3. JSON is not the best format for editing
While JSON format is human-readable, it requires a lot actions to navigate between the translatable bits of text. The resulting file is not the best option for projects with lots of text. I know that developers can or 3rd party can convert it to another format, but it would be much easier if engine could produce a file that can be easily edited by anyone right away, e.g. .cvs file. This can also be solution to duplicate source line within the namespace, as this format could also contain the key for each string.

Hi Lynx!

Thanks for your feedback and concern! I think you’ll be happy to know that our intentions actually align quite well. The misunderstanding here is that translators are not supposed to modify the archives/manifests directly. These are formats specifically designed for storage, not editing, and thus focus on things such as driving consistency and procedural maintainability. Though the format is obtuse for translators it solves a lot of synchronous issues with keeping a large amount of duplicate data in sync.

1. Developers should be exporting their translations so translators can use a tool properly designed to enable their workflows. Things such as translation memory, spell checking, commenting/qa and glossary support are essential translator features that we don’t have the means to duplicate inside the unreal ecosystem. Here at Epic we currently export our translations to “.po” and import them into a free translation editing service called OneSky.

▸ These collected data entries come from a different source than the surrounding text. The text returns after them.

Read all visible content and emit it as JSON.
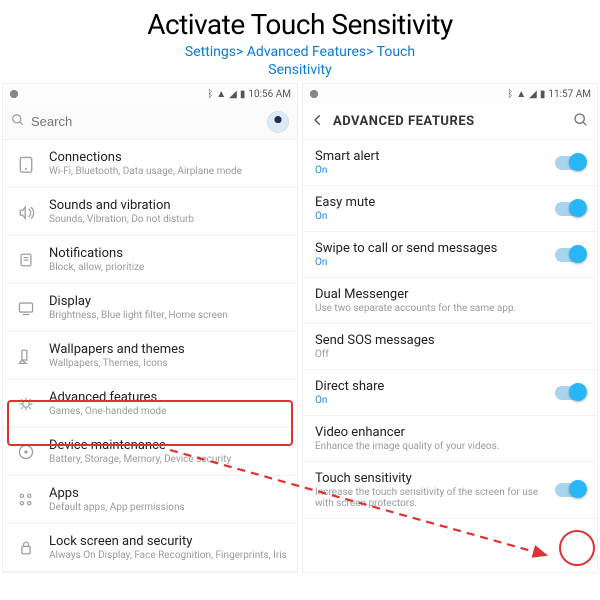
{
  "header": {
    "title": "Activate Touch Sensitivity",
    "breadcrumb_line1": "Settings> Advanced Features> Touch",
    "breadcrumb_line2": "Sensitivity"
  },
  "left": {
    "status_time": "10:56 AM",
    "search_placeholder": "Search",
    "items": [
      {
        "t": "Connections",
        "s": "Wi-Fi, Bluetooth, Data usage, Airplane mode"
      },
      {
        "t": "Sounds and vibration",
        "s": "Sounds, Vibration, Do not disturb"
      },
      {
        "t": "Notifications",
        "s": "Block, allow, prioritize"
      },
      {
        "t": "Display",
        "s": "Brightness, Blue light filter, Home screen"
      },
      {
        "t": "Wallpapers and themes",
        "s": "Wallpapers, Themes, Icons"
      },
      {
        "t": "Advanced features",
        "s": "Games, One-handed mode"
      },
      {
        "t": "Device maintenance",
        "s": "Battery, Storage, Memory, Device security"
      },
      {
        "t": "Apps",
        "s": "Default apps, App permissions"
      },
      {
        "t": "Lock screen and security",
        "s": "Always On Display, Face Recognition, Fingerprints, Iris"
      }
    ]
  },
  "right": {
    "status_time": "11:57 AM",
    "title": "ADVANCED FEATURES",
    "rows": [
      {
        "t": "Smart alert",
        "s": "On",
        "on": true,
        "toggle": true
      },
      {
        "t": "Easy mute",
        "s": "On",
        "on": true,
        "toggle": true
      },
      {
        "t": "Swipe to call or send messages",
        "s": "On",
        "on": true,
        "toggle": true
      },
      {
        "t": "Dual Messenger",
        "s": "Use two separate accounts for the same app.",
        "on": false,
        "toggle": false
      },
      {
        "t": "Send SOS messages",
        "s": "Off",
        "on": false,
        "toggle": false
      },
      {
        "t": "Direct share",
        "s": "On",
        "on": true,
        "toggle": true
      },
      {
        "t": "Video enhancer",
        "s": "Enhance the image quality of your videos.",
        "on": false,
        "toggle": false
      },
      {
        "t": "Touch sensitivity",
        "s": "Increase the touch sensitivity of the screen for use with screen protectors.",
        "on": true,
        "toggle": true
      }
    ]
  }
}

Right now it’s a bit obtuse managing your localization data as you have to run lots of command line scripts, but we currently have a “localization dashboard” in progress (can be enabled under the experimental section in your editor settings) which dramatically simplifies the gather, import, export process. We are also working on a localization plugin api where different developers can write unreal plugins to have the engine interface with their systems. We are hoping to get a OneSky plugin out soon.

**2. ** Homographs can be resolved on a case-by-case bases by adjusting the namespace for the required text. Namespaces help to reduce data bloat, translation costs, and technical issues such as performance and memory savings in-game.

3. As stated in step one, users should be editing the archive files by hand for all the reasons you’ve specified. They weren’t designed to be used this way. Users should export their game’s translations and work on them in a proper translation editing tool.

I hope this clears up some concerns you have regarding our intentions. I look forward to you feedback as some of our new features, such as the localization dashboard and the localization plugins come online.

Hi Sarge,

I went on to look into the dashboard, looks really great and I hope the plugin support will resolve the context issue.

As for homographs - I’m afraid this might be a real issue. I understand why it was done, but reused strings is one of the greatest localizations headaches because the developers always think from the standpoint of their native language, and rarely think of other languages. To apply the mentioned workaround, developer has to know about possible problem with the target language and alter namespaces before generating the lockit. There’s a high chance that developers will never think about it as they are not familiar with the target language and usually have a lot of other problem on their minds. Translators, on other hand, will never know there was an option to have multiple translations for these lines or that this line is used in several places, since generated lockit will have just a single line. And from my localization manager experience, it’s really hard to get something done specifically for one language, unless the option is there right from the start (or it causes real big problems). So yes, while this approach does reduce the translation costs, memory usage, etc., it also negatively affects localization quality.